Batteries are impossibly expensive. Available dam sites are way too distant and wouldn’t provide enough capacity. And if the plan is to firm using natural gas or coal, there is no need to build the renewables – it would always be cheaper just to build the natural gas or coal, and forget the renewables.
Net Zero cannot and will not happen, with current technology choices.
Sadly Queensland’s mainstream political opponents, the Liberal National Party, are also committed to Net Zero, just on a slightly slower timeframe – so they are almost as bad.
Why is my home state of Queensland cursed with such a parade of economic fools? If international demand for coal drops, the industry will scale back and realign on its own. There is no need to talk coal down and try to kill it off.
The one hope of political sanity in Queensland, Queensland is also home to One Nation and Katter’s Australian Party. Katter is aligned with remote rural regions, and supports ethanol mandates, but they also oppose emissions reductions. One Nation has a sound climate policy. Both have more palatable energy ideas than any of the current mainstream parties.

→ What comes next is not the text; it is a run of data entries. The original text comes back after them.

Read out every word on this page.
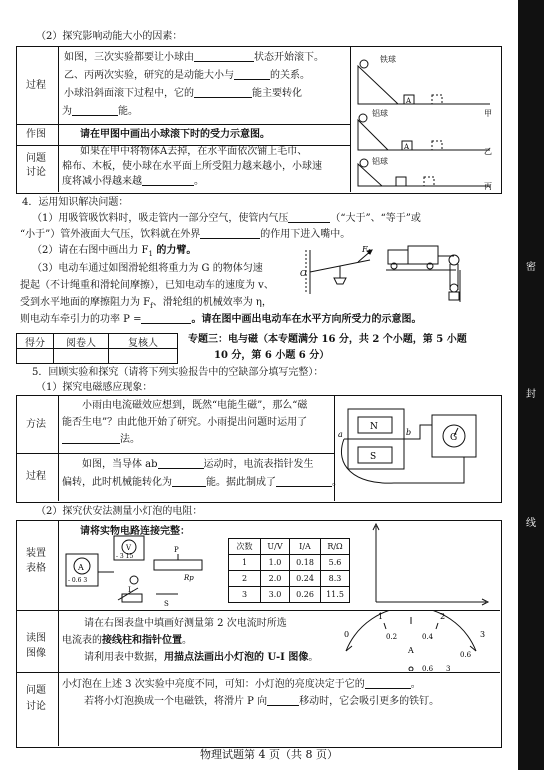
密
封
线
（2）探究影响动能大小的因素：
过程
如图，三次实验都要让小球由	状态开始滚下。
乙、丙两次实验，研究的是动能大小与	的关系。
小球沿斜面滚下过程中，它的	能主要转化
为	能。
作图	请在甲图中画出小球滚下时的受力示意图。
问题
讨论
如果在甲中将物体A去掉，在水平面依次铺上毛巾、
棉布、木板，使小球在水平面上所受阻力越来越小，小球速
度将减小得越来越	。
铁球
A
甲
铝球
A	乙
铝球
丙
4．运用知识解决问题：
（1）用吸管吸饮料时，吸走管内一部分空气，使管内气压	（“大于”、“等于”或
“小于”）管外液面大气压，饮料就在外界	的作用下进入嘴中。
（2）请在右图中画出力 $F_1$ 的力臂。
（3）电动车通过如图滑轮组将重力为 G 的物体匀速
提起（不计绳重和滑轮间摩擦），已知电动车的速度为 v、
受到水平地面的摩擦阻力为 $F_f$、滑轮组的机械效率为 η，
则电动车牵引力的功率 P =	。请在图中画出电动车在水平方向所受力的示意图。
$F_1$
O
得分	阅卷人	复核人	专题三：电与磁（本专题满分 16 分，共 2 个小题，第 5 小题
10 分，第 6 小题 6 分）
5．回顾实验和探究（请将下列实验报告中的空缺部分填写完整）：
（1）探究电磁感应现象：
方法
小雨由电流磁效应想到，既然“电能生磁”，那么“磁
能否生电”？由此他开始了研究。小雨提出问题时运用了
法。
过程
如图，当导体 ab	运动时，电流表指针发生
偏转，此时机械能转化为	能。据此制成了	。
N
a	b
S
G
（2）探究伏安法测量小灯泡的电阻：
请将实物电路连接完整：
装置
表格	A
- 0.6 3
V
- 3 15
P
L
Rp
S
次数	U/V	I/A	R/Ω
1	1.0	0.18	5.6
2	2.0	0.24	8.3
3	3.0	0.26	11.5
读图
图像
请在右图表盘中填画好测量第 2 次电流时所选
电流表的接线柱和指针位置。
请利用表中数据，用描点法画出小灯泡的 U-I 图像。
0
1	2
3
0.2	0.4
0.6
A
0.6 3
问题
讨论
小灯泡在上述 3 次实验中亮度不同，可知：小灯泡的亮度决定于它的	。
若将小灯泡换成一个电磁铁，将滑片 P 向	移动时，它会吸引更多的铁钉。
物理试题第 4 页（共 8 页）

On the international stage, there is no evidence of a long term drop in coal demand, quite the opposite. The IEA keeps predicting a drop in demand on the basis of the expected Net Zero transition, but in 2022 and 2023 coal use reached all time highs, and 2024 demand is also expected to be high. None of the renewable energy systems being created by green obsessed governments are delivering. The only threat to long term coal demand is nuclear energy, which enjoyed a boost in profile and popularity at the recent COP28.

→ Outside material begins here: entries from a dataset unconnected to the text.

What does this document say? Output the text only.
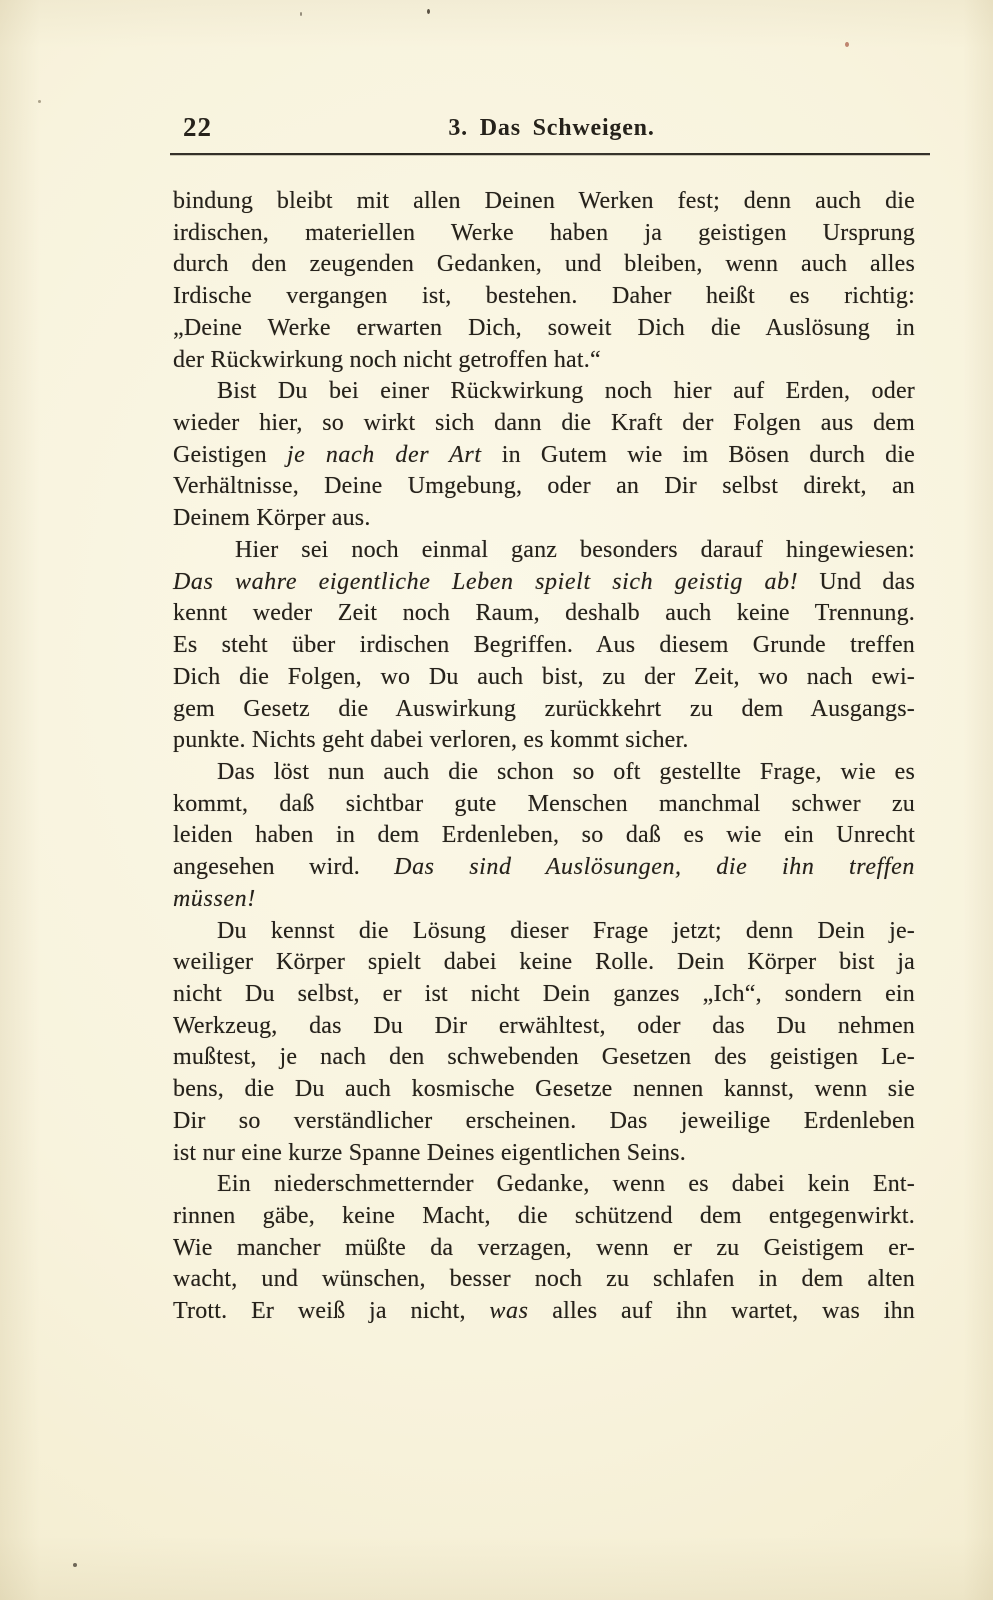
22	3. Das Schweigen.
bindung bleibt mit allen Deinen Werken fest; denn auch die
irdischen, materiellen Werke haben ja geistigen Ursprung
durch den zeugenden Gedanken, und bleiben, wenn auch alles
Irdische vergangen ist, bestehen. Daher heißt es richtig:
„Deine Werke erwarten Dich, soweit Dich die Auslösung in
der Rückwirkung noch nicht getroffen hat.“
Bist Du bei einer Rückwirkung noch hier auf Erden, oder
wieder hier, so wirkt sich dann die Kraft der Folgen aus dem
Geistigen je nach der Art in Gutem wie im Bösen durch die
Verhältnisse, Deine Umgebung, oder an Dir selbst direkt, an
Deinem Körper aus.
Hier sei noch einmal ganz besonders darauf hingewiesen:
Das wahre eigentliche Leben spielt sich geistig ab! Und das
kennt weder Zeit noch Raum, deshalb auch keine Trennung.
Es steht über irdischen Begriffen. Aus diesem Grunde treffen
Dich die Folgen, wo Du auch bist, zu der Zeit, wo nach ewi-
gem Gesetz die Auswirkung zurückkehrt zu dem Ausgangs-
punkte. Nichts geht dabei verloren, es kommt sicher.
Das löst nun auch die schon so oft gestellte Frage, wie es
kommt, daß sichtbar gute Menschen manchmal schwer zu
leiden haben in dem Erdenleben, so daß es wie ein Unrecht
angesehen wird. Das sind Auslösungen, die ihn treffen
müssen!
Du kennst die Lösung dieser Frage jetzt; denn Dein je-
weiliger Körper spielt dabei keine Rolle. Dein Körper bist ja
nicht Du selbst, er ist nicht Dein ganzes „Ich“, sondern ein
Werkzeug, das Du Dir erwähltest, oder das Du nehmen
mußtest, je nach den schwebenden Gesetzen des geistigen Le-
bens, die Du auch kosmische Gesetze nennen kannst, wenn sie
Dir so verständlicher erscheinen. Das jeweilige Erdenleben
ist nur eine kurze Spanne Deines eigentlichen Seins.
Ein niederschmetternder Gedanke, wenn es dabei kein Ent-
rinnen gäbe, keine Macht, die schützend dem entgegenwirkt.
Wie mancher müßte da verzagen, wenn er zu Geistigem er-
wacht, und wünschen, besser noch zu schlafen in dem alten
Trott. Er weiß ja nicht, was alles auf ihn wartet, was ihn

Personally I expect a significant short to medium term drop in demand, but not because of Net Zero. The economically incompetent Xi Jinping Chinese Communist regime is doing every wrong move you can imagine in the face of their realestate sector collapse, their government is pouring money into well connected but already failed industries, and doubling down on useless infrastructure projects – all the failed policies which made the 2008 GFC so painful in the west, and more. But nobody can predict when that circus act will come unstuck.